The Tesla S accelerates from zero to 60 in less than two-and-a-half seconds. Its makers boast that its electric motor and lush interior provide the “sound dynamics of a recording studio.”
Fifteen years ago, when the Ford Foundation invested $2 million in the Bay Area Equity Fund, a Tesla backer, it was interested in different specs. Ford believed in the mission of the fund and its successor, DBL Partners: to place bets on companies that help the environment and create jobs in low-income communities.
Today, Tesla produces about 84,000 cars annually and employs more than 6,000 people in Fremont, Calif., a town hit hard by the shuttering of a Toyota factory in 2009. How did Ford do? The foundation declined to provide details, but estimates suggest the fund’s value grew 24 percent, while its investment in Tesla alone increased more than tenfold.
The bet on DBL was a program-related investment. In other words, Ford used money from its program budget to invest in a for-profit investment fund that works to achieve social or environmental goals. By law, such investments can count toward the charitable distributions the foundation is required to make, but they’re also intended to net financial returns.
Innovative nonprofits and foundations are turning to impact investing to attract commercial capital to their causes. But some observers worry the investments that blend social and financial returns could change the way donors think about charitable giving.
Ford’s experience with companies like Tesla helped it prepare for an even larger effort. Over the next 10 years, the foundation plans to place $1 billion of its $12 billion endowment in investments intended to help society. Its first “mission-related investments,” or MRIs, will go toward affordable-housing ventures and companies that work to increase access to financial services in emerging markets.
Foundations use their endowments, not their program budgets, to make mission-related investments. “We have to demonstrate sustained, measurable financial impact at scale, not at $200 million or $300 million but at a billion or more, over time,” says Darren Walker, Ford’s president.
Ford won’t expect its mission investments to net the same dollars as its traditional investments. For instance, its affordable-housing portfolio might yield a return lower than investments in, say, luxury housing. But if it creates 5,000 apartments for low-income workers, “that’s a tremendous return,” Mr. Walker says.
There are limited investment opportunities for a giant like Ford looking for a diversified mission-based portfolio, according to Christine Looney, who manages the foundation’s $280 million program-related investment fund.

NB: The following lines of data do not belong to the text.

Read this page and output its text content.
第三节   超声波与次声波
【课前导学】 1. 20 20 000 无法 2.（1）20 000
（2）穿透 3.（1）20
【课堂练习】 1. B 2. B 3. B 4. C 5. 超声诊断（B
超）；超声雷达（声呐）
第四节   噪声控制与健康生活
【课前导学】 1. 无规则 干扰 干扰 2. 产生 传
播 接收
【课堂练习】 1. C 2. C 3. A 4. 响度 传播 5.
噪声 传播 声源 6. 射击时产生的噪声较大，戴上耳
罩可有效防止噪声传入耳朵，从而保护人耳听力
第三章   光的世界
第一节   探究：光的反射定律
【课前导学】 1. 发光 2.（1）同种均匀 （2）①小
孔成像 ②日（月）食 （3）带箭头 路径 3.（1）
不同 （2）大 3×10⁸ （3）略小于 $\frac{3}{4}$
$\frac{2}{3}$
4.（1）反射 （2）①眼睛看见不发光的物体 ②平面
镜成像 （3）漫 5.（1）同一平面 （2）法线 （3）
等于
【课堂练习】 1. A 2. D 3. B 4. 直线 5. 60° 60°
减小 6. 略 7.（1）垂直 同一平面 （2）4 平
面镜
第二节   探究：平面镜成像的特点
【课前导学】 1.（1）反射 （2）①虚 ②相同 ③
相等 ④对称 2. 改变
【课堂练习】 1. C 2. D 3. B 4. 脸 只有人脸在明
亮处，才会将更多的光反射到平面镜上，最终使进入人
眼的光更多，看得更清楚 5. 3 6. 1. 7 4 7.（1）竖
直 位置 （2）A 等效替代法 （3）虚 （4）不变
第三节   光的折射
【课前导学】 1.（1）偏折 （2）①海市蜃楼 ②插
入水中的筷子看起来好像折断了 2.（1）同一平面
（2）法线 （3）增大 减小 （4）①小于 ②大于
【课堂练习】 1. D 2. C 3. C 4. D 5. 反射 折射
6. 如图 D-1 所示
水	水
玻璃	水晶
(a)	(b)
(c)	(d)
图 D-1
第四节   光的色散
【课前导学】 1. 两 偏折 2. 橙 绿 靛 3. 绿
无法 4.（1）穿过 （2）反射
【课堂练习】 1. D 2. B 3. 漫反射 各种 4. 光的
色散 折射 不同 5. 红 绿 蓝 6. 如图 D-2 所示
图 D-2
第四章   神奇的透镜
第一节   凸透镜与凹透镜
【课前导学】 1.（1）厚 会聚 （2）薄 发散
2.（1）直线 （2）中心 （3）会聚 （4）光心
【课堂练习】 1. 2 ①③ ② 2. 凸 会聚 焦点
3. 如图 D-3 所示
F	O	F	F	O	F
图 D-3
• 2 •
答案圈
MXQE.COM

To help expand the pipeline of investments, Ford makes about $6 million in grants each year to organizations like the Mission Investors Exchange, which works to increase the number of impact-investment opportunities. Ford is also making changes to its program-related investments; among other things, it will emphasize providing loan guarantees for financial lenders that offer credit to early-stage social enterprises.
In addition, the foundation hopes to place more program investments with asset managers who are women, minorities, or newly minted pros. This move is in keeping with Ford’s goal of promoting diversity and inclusion, Ms. Looney says, and the new players might offer innovative ways of looking at social investing.
Ford says it isn’t necessarily building a farm team that can get the experience to handle its bigger endowment portfolio. But it believes a more diverse stable of asset managers will yield more impact-investment options. “We want more products in the market that align with our values and program goals, and right now there aren’t many,” Ms. Looney says. “Within our MRI portfolio, we’re looking for managers that have a track record.”